See, Iora’s foundation is venture capital and their business model aims to create a revenue stream providing services most clinics cannot afford; because most financial incentives in healthcare favor hospital and emergency visits. On the surface, it’s a win for doctors because many physicians want to provide comprehensive care, and it’s a win for patients, because Iora is paying to provide a care experience consumers want. But what about low-income populations? They lose here.

To maintain the for-profit status that supports their model, Iora Health purposefully doesn’t take patients off the street, the uninsured, or the unemployed for that matter, I guess unless some unemployed individuals are buying insurance with a plan they contract with. And yet, Iora says their model is going to “transform healthcare” and scale across the US.

When 5.5% of the population is unemployed and more than 1 in 7 live below the poverty line, how is this model “transforming” the system for everyone? The truth is, it’s not.

So I return to my initial question, do we lose something meaningful when we measure the value of our work by its national impact?

In Iora’s case, as with many clever and highly specialized health systems innovations, I think we do. Iora’s business model is what drives their innovation, but it is also what makes their services irrelevant in populations that don’t qualify or need their comprehensive care. It doesn’t make what they are doing any less valuable, but it does mean they may not find significance with every population. In addition, since their model excludes populations already under-served by the healthcare system, their national dissemination may actually threaten access to care for low-income families.

Healthcare is a complicated enterprise where the needs of the consumer are variable and evolve overtime. That diversity of need and resource distribution defines the challenge in our current system. And in the end, that variability may be too complex for a one-size-fits-all, Starbucks model.

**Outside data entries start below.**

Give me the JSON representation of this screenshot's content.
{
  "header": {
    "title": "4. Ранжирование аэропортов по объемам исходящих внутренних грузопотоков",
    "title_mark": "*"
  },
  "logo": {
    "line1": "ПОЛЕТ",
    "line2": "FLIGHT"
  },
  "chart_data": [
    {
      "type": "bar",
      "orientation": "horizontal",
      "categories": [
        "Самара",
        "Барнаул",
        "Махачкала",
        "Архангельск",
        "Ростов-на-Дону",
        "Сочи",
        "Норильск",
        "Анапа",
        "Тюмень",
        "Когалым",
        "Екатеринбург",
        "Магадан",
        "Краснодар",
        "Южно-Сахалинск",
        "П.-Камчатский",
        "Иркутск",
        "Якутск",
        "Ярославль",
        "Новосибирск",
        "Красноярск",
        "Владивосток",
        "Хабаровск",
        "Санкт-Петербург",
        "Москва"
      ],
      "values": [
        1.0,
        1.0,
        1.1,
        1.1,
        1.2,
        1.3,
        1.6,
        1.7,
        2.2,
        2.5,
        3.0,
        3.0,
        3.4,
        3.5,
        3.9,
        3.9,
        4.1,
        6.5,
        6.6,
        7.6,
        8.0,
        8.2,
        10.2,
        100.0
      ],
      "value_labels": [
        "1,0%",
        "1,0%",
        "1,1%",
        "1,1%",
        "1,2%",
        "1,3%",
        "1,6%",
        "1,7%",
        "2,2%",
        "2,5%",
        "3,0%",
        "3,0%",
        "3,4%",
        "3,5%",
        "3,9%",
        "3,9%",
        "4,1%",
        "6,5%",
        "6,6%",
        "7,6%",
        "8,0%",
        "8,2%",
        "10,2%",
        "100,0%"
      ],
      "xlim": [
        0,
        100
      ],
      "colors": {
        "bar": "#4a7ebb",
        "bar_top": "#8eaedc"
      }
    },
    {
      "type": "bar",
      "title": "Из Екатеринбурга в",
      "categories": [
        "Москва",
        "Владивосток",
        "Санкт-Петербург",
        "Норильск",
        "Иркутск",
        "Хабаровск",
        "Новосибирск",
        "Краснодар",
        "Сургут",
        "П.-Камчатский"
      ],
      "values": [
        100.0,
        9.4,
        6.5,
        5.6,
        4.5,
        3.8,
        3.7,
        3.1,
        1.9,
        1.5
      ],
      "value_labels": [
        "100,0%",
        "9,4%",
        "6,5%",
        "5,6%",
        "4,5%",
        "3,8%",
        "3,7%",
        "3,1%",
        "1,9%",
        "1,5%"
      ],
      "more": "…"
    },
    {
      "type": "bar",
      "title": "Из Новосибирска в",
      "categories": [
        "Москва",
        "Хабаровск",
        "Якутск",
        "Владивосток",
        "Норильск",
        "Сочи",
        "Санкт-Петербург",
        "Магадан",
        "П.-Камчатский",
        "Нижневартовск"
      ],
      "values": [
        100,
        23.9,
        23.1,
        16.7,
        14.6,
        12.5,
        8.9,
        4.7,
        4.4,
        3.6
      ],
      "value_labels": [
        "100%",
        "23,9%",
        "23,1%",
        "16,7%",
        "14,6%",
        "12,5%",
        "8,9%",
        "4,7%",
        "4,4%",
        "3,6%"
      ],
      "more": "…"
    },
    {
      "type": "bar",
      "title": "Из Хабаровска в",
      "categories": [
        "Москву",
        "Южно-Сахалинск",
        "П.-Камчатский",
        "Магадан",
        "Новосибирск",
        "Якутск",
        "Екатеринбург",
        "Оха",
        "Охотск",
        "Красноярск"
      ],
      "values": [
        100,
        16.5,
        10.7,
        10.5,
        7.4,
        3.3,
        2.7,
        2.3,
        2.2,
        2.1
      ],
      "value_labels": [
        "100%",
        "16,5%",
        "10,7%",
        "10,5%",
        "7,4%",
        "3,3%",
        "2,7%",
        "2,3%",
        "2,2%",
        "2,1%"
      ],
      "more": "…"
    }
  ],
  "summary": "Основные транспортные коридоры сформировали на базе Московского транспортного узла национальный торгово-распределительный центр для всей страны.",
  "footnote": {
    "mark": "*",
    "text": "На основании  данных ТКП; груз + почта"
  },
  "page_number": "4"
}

Perhaps healthcare doesn’t need cookie cutter solutions imposed on populations with distinct assets and needs. Perhaps just like politics, all healthcare transformation is local and finds meaning in its local application, not its national prominence.

We all know ideas with traction and those that find their way to a national stage are exciting. But I think there is something to be said for offering a unique service to a distinct population, and doing that well for the long-term. So instead of looking for the next big thing, the actual big thing is made up of small things that are changing the way each of us experience our healthcare.